The War in the Far East

Over 100,000 Allied Prisoners Of War were held by the Japanese in appalling conditions. Lieutenant Tom Douglas built an illicit receiver while a Prisoner Of War at Burma Railway. It helped keep POW's informed of the events of the War and is now held in the Museum along with various artefacts brought back to Britain by POWs.
 



THE IMPORTANCE OF THE NO. 10 SET

 

As the Allies moved through North West Europe, Royal Signals laid hundreds of miles of telephone and telegraph cables and made use of civilian networks wherever possible. Communications to the United Kingdom were made via a cable laid under the Channel connected to signal stations at Bayeaux and Cherbourg.

The No. 10 set made use of newly developed radar techniques to carry eight channels over any obstacles between land and line links. Numerous radio sets are on display in the Museum including the original No. 10 set.

Visual Signalling

Although visual signalling was generally unsuitable for trench warfare because the operator had to show himself, the heliograph, flags and lamps, all of which can be seen on display, had an important communications role, particularly where the army was moving too quickly to establish a telephone network.

In 1915 signalling discs and shutters were introduced which could be operated from cover and read using a periscope.

The Great War & Telegraph Troop

Telegraph Troop was formed as a mounted unit and horses were used as draft animals until 1937. A life size model of a horse carrying an early military wireless stands in the Museum.
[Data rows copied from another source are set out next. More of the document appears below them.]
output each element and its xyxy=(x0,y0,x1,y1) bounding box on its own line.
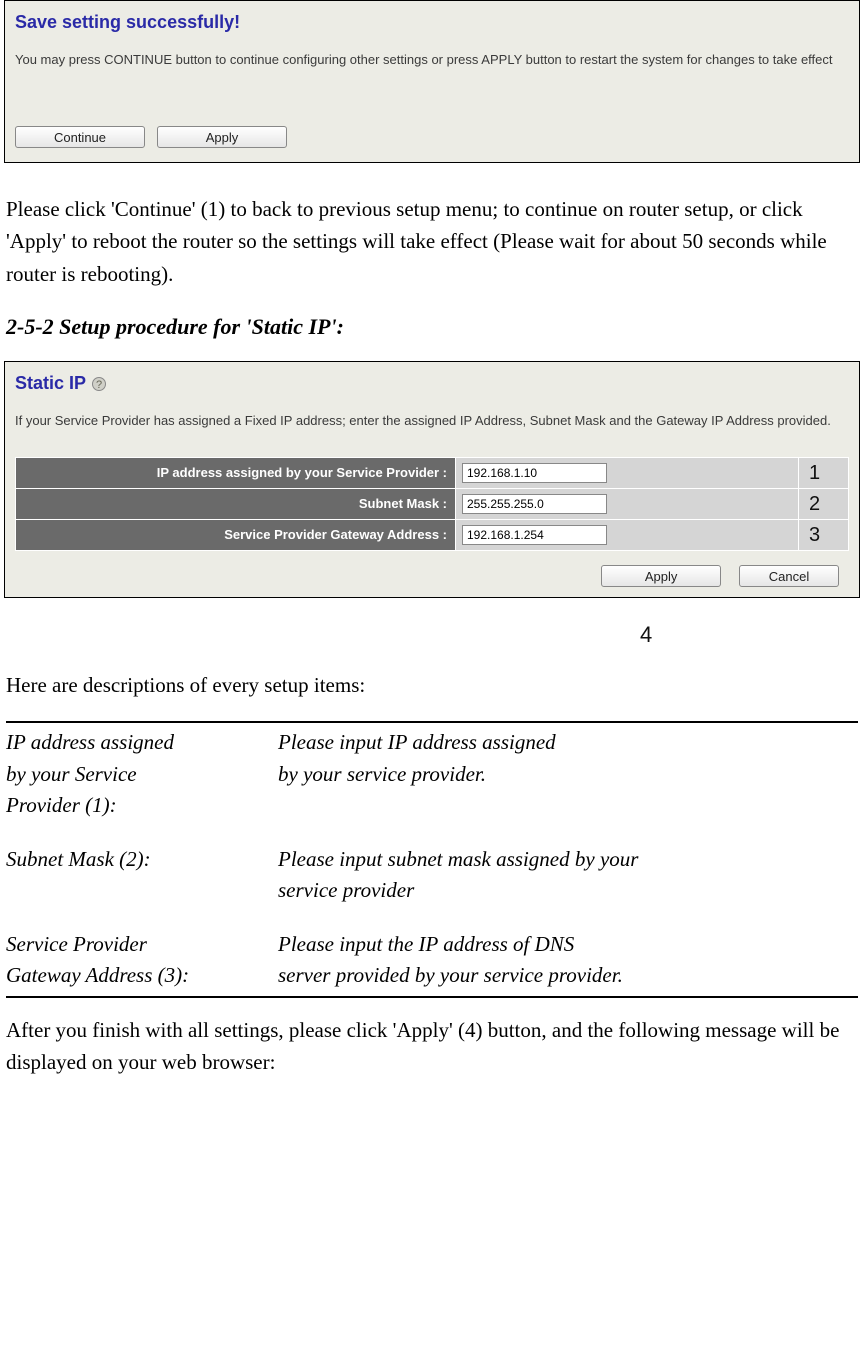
label-ip: IP address assigned by your Service Prov… xyxy=(16,457,456,488)
cell-mask-input xyxy=(456,488,799,519)
desc-row-2: Subnet Mask (2): Please input subnet mas… xyxy=(6,844,858,907)
label-mask: Subnet Mask : xyxy=(16,488,456,519)
panel2-desc: If your Service Provider has assigned a … xyxy=(15,411,849,431)
panel1-heading: Save setting successfully! xyxy=(15,9,849,36)
static-ip-form-table: IP address assigned by your Service Prov… xyxy=(15,457,849,551)
desc-name-1: IP address assignedby your ServiceProvid… xyxy=(6,727,278,822)
desc-row-3: Service ProviderGateway Address (3): Ple… xyxy=(6,929,858,992)
apply-button-top[interactable]: Apply xyxy=(157,126,287,148)
save-success-panel: Save setting successfully! You may press… xyxy=(4,0,860,163)
form-row-ip: IP address assigned by your Service Prov… xyxy=(16,457,849,488)
annotation-4: 4 xyxy=(640,618,864,651)
desc-text-1: Please input IP address assignedby your … xyxy=(278,727,858,822)
cancel-button[interactable]: Cancel xyxy=(739,565,839,587)
help-icon[interactable]: ? xyxy=(92,377,106,391)
section-heading: 2-5-2 Setup procedure for 'Static IP': xyxy=(6,310,858,343)
cell-ip-input xyxy=(456,457,799,488)
annotation-2: 2 xyxy=(799,488,849,519)
panel1-desc: You may press CONTINUE button to continu… xyxy=(15,50,849,70)
form-row-mask: Subnet Mask : 2 xyxy=(16,488,849,519)
panel1-heading-text: Save setting successfully! xyxy=(15,9,240,36)
form-row-gateway: Service Provider Gateway Address : 3 xyxy=(16,519,849,550)
desc-name-2: Subnet Mask (2): xyxy=(6,844,278,907)
instruction-text-2: Here are descriptions of every setup ite… xyxy=(6,669,858,702)
instruction-text-1: Please click 'Continue' (1) to back to p… xyxy=(6,193,858,291)
panel1-button-row: Continue Apply xyxy=(15,126,849,148)
continue-button[interactable]: Continue xyxy=(15,126,145,148)
static-ip-panel: Static IP ? If your Service Provider has… xyxy=(4,361,860,598)
desc-text-2: Please input subnet mask assigned by you… xyxy=(278,844,858,907)
annotation-3: 3 xyxy=(799,519,849,550)
panel2-heading: Static IP ? xyxy=(15,370,849,397)
annotation-1: 1 xyxy=(799,457,849,488)
desc-name-3: Service ProviderGateway Address (3): xyxy=(6,929,278,992)
instruction-text-3: After you finish with all settings, plea… xyxy=(6,1014,858,1079)
desc-row-1: IP address assignedby your ServiceProvid… xyxy=(6,727,858,822)
ip-address-field[interactable] xyxy=(462,463,607,483)
subnet-mask-field[interactable] xyxy=(462,494,607,514)
cell-gateway-input xyxy=(456,519,799,550)
panel2-heading-text: Static IP xyxy=(15,370,86,397)
panel2-actions: Apply Cancel xyxy=(15,565,849,587)
label-gateway: Service Provider Gateway Address : xyxy=(16,519,456,550)
gateway-address-field[interactable] xyxy=(462,525,607,545)
apply-button-form[interactable]: Apply xyxy=(601,565,721,587)
desc-text-3: Please input the IP address of DNSserver… xyxy=(278,929,858,992)
description-table: IP address assignedby your ServiceProvid… xyxy=(6,721,858,998)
Dogs were trained to carry messages between trenches and horses, mules and dogs were all used in war to lay cables.

Pigeons have been used to carry messages since the Greeks. The British Army had Pigeons bringing back messages from the front line. Stories of heroic pigeons such as Pigeon 2709 and William of Orange can be read about in the Animals in War Section and items such as the parachute used by pigeons and medals awarded to pigeons for outstanding flight, can be seen in this display.
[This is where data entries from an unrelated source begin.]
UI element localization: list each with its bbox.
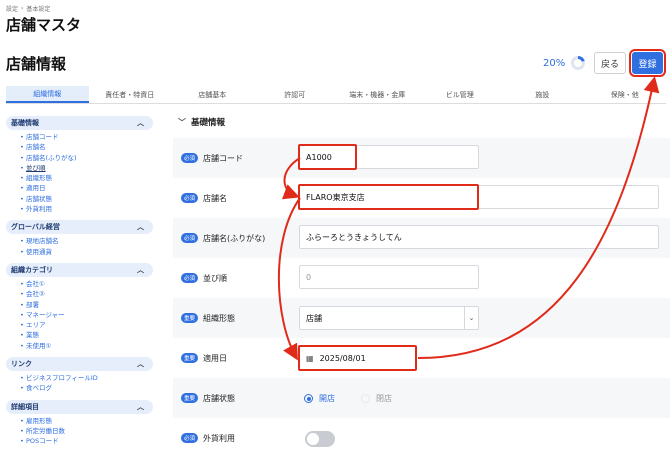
tab-store-basic[interactable]: 店舗基本 [171,86,254,103]
sidebar-item[interactable]: 店舗コード [20,132,153,143]
sidebar-item-current[interactable]: 並び順 [20,163,153,174]
radio-open[interactable] [304,394,313,403]
tab-manager[interactable]: 責任者・特資日 [89,86,172,103]
sidebar-item[interactable]: ビジネスプロフィールID [20,373,153,384]
sidebar-item[interactable]: 未使用① [20,341,153,352]
page-title: 店舗マスタ [6,16,82,34]
sidebar-item[interactable]: 業態 [20,330,153,341]
sidebar-group-global: グローバル経営︿ 現地店舗名 使用通貨 [6,220,153,260]
effective-date-value: 2025/08/01 [319,353,366,363]
important-badge: 重要 [181,313,199,323]
store-name-input[interactable]: FLARO東京支店 [298,184,479,210]
required-badge: 必須 [181,273,199,283]
sidebar-item[interactable]: 店舗名(ふりがな) [20,153,153,164]
store-code-input[interactable]: A1000 [298,144,357,170]
sidebar-item[interactable]: 適用日 [20,183,153,194]
section-title: 店舗情報 [6,55,67,73]
important-badge: 重要 [181,393,199,403]
foreign-currency-toggle[interactable] [305,431,335,447]
effective-date-input[interactable]: ▦ 2025/08/01 [298,345,417,371]
breadcrumb-item-settings[interactable]: 設定 [6,4,18,13]
chevron-up-icon[interactable]: ︿ [137,359,144,369]
tab-devices[interactable]: 端末・機器・金庫 [336,86,419,103]
sidebar: 基礎情報︿ 店舗コード 店舗名 店舗名(ふりがな) 並び順 組織形態 適用日 店… [6,116,153,460]
sidebar-item[interactable]: POSコード [20,436,153,447]
org-type-label: 組織形態 [203,313,236,323]
tab-license[interactable]: 許認可 [254,86,337,103]
effective-date-label: 適用日 [203,353,228,363]
store-name-label: 店舗名 [203,193,228,203]
sidebar-item[interactable]: 使用通貨 [20,247,153,258]
sidebar-item[interactable]: 外貨利用 [20,204,153,215]
chevron-down-icon[interactable]: ⌄ [464,307,478,329]
chevron-down-icon[interactable]: ﹀ [178,117,186,128]
sidebar-item[interactable]: 部署 [20,300,153,311]
chevron-up-icon[interactable]: ︿ [137,402,144,412]
required-badge: 必須 [181,193,199,203]
required-badge: 必須 [181,433,199,443]
sidebar-item[interactable]: マネージャー [20,310,153,321]
chevron-up-icon[interactable]: ︿ [137,118,144,128]
calendar-icon[interactable]: ▦ [306,354,314,363]
radio-closed-label[interactable]: 閉店 [376,393,392,404]
sidebar-item[interactable]: 組織形態 [20,173,153,184]
org-type-select[interactable]: 店舗 ⌄ [299,306,479,330]
sidebar-item[interactable]: 現地店舗名 [20,236,153,247]
tab-bar: 組織情報 責任者・特資日 店舗基本 許認可 端末・機器・金庫 ビル管理 施設 保… [6,86,666,104]
sidebar-item[interactable]: 食べログ [20,383,153,394]
progress-ring-icon [571,56,586,70]
sidebar-group-header[interactable]: リンク ︿ [6,357,153,372]
store-code-label: 店舗コード [203,153,244,163]
sort-order-label: 並び順 [203,273,228,283]
sidebar-group-basic: 基礎情報︿ 店舗コード 店舗名 店舗名(ふりがな) 並び順 組織形態 適用日 店… [6,116,153,217]
sidebar-group-header[interactable]: グローバル経営 ︿ [6,220,153,235]
breadcrumb-separator-icon: › [21,5,24,12]
row-effective-date: 重要 適用日 [173,338,670,378]
store-kana-input[interactable]: ふらーろとうきょうしてん [299,225,659,249]
chevron-up-icon[interactable]: ︿ [137,265,144,275]
tab-building[interactable]: ビル管理 [419,86,502,103]
store-status-radio-group: 開店 閉店 [304,393,392,404]
radio-open-label[interactable]: 開店 [319,393,335,404]
tab-facility[interactable]: 施設 [501,86,584,103]
foreign-currency-label: 外貨利用 [203,433,236,443]
save-button[interactable]: 登録 [629,49,666,77]
back-button[interactable]: 戻る [594,52,626,74]
sidebar-item[interactable]: 雇用形態 [20,416,153,427]
important-badge: 重要 [181,353,199,363]
form-section-header[interactable]: ﹀ 基礎情報 [178,116,225,129]
store-status-label: 店舗状態 [203,393,236,403]
progress-text: 20% [543,57,566,69]
chevron-up-icon[interactable]: ︿ [137,222,144,232]
sidebar-item[interactable]: 店舗状態 [20,194,153,205]
store-kana-label: 店舗名(ふりがな) [203,233,266,243]
progress-indicator: 20% [543,56,586,70]
org-type-value: 店舗 [306,313,322,323]
tab-insurance[interactable]: 保険・他 [584,86,667,103]
sidebar-group-detail: 詳細項目︿ 雇用形態 所定労働日数 POSコード [6,399,153,450]
required-badge: 必須 [181,233,199,243]
sidebar-item[interactable]: 所定労働日数 [20,426,153,437]
row-store-status: 重要 店舗状態 [173,378,670,418]
sidebar-group-header[interactable]: 基礎情報 ︿ [6,116,153,130]
breadcrumb: 設定 › 基本設定 [6,4,50,13]
radio-closed[interactable] [361,394,370,403]
required-badge: 必須 [181,153,199,163]
sidebar-item[interactable]: 会社② [20,289,153,300]
sidebar-item[interactable]: エリア [20,320,153,331]
sidebar-group-link: リンク︿ ビジネスプロフィールID 食べログ [6,357,153,397]
sidebar-group-header[interactable]: 詳細項目 ︿ [6,399,153,414]
tab-org-info[interactable]: 組織情報 [6,86,89,103]
row-foreign-currency: 必須 外貨利用 [173,418,670,458]
breadcrumb-item-basic[interactable]: 基本設定 [26,4,50,13]
sidebar-item[interactable]: 店舗名 [20,142,153,153]
sidebar-group-header[interactable]: 組織カテゴリ ︿ [6,262,153,277]
sidebar-group-category: 組織カテゴリ︿ 会社① 会社② 部署 マネージャー エリア 業態 未使用① [6,262,153,354]
sort-order-input[interactable]: 0 [299,265,479,289]
sidebar-item[interactable]: 会社① [20,279,153,290]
At various periods during the war there were over 20,000 pigeons and 370 pigeoneers in the war zone. Very often pigeons were the sole means of communication.
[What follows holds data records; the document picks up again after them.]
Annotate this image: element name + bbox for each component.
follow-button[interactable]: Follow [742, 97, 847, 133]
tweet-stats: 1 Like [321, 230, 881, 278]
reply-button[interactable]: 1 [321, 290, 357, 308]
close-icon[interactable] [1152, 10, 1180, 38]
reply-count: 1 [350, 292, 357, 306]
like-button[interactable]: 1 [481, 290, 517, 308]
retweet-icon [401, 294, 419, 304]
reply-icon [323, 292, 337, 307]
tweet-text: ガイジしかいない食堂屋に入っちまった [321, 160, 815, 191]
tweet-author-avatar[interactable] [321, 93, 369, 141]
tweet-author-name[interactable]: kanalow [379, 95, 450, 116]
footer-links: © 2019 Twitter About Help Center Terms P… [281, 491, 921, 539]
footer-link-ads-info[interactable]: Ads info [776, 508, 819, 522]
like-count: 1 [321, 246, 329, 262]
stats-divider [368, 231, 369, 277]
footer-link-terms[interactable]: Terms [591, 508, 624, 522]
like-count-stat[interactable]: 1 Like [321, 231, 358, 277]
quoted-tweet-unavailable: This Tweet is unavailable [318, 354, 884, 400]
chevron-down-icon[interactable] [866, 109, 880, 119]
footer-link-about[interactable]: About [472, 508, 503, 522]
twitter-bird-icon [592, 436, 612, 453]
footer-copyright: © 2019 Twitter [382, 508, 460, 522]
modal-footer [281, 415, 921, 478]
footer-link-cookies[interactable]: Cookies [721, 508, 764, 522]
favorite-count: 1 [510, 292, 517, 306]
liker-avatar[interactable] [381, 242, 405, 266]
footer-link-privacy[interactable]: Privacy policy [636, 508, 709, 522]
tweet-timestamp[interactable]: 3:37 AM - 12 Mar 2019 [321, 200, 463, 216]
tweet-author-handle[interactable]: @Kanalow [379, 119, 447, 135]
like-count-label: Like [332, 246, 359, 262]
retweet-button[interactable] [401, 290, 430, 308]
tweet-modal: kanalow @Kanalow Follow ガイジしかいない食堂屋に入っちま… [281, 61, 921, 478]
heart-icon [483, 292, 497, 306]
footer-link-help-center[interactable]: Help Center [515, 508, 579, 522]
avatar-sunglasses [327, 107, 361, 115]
Encryption, Interception and Spy Radio

Both sides used machines to encrypt messages. The Germans used the Enigma machine. The British used the Typex. Intercepted signals were usually in code and had to be deciphered. The resulting intelligence, code named ULTRA, had to be carefully used to ensure that the Germans did not realise their codes had been broken. The breaking of the Enigma code played a major part in the Allied victory.

The Reception Set CR100

This is a high performance super heterodyne receiver that was used in fixed locations. It could intercept voice and morse code transmissions in the range 30 to 60 MHz. It was made by Marconi. It is typical of the equipment that was used in the war of interception.
Other exhibits include the Mark III suitcase set. Weighing 9lbs it was built in 1944 and was the smallest transceiver conceived during the Second World War. Different types of cipher machines are also on display including the Enigma machine which can now be seen in the interactive Enigma exhibition.
 


 

ROYAL SIGNALS IN AIRBORNE UNITS

 

Go To It

During the Second World War, troops were dropped by parachute or glider for the first time. British Airborne Forces were first used on the Bruneval raid in February 1942. The equipment of the Airborne Signals had to be portable so it could be carried by man in a hand-cart or in a jeep and trailer.

On 6th June 1944 airborne forces landed in France. A line laying party tried to lay a telephone line across the Caen Canal Bridge. All were wounded but Corporal Waters carried one of the wounded to safety then laid the line across the bridge under enemy fire and maintained the line single-handed throughout the day. For this he was awarded the Military Medal.

His bravery is remembered in a Corps painting depicting the events of that day and a model of Corporal Waters laying the line across the bridge is on display in the Museum.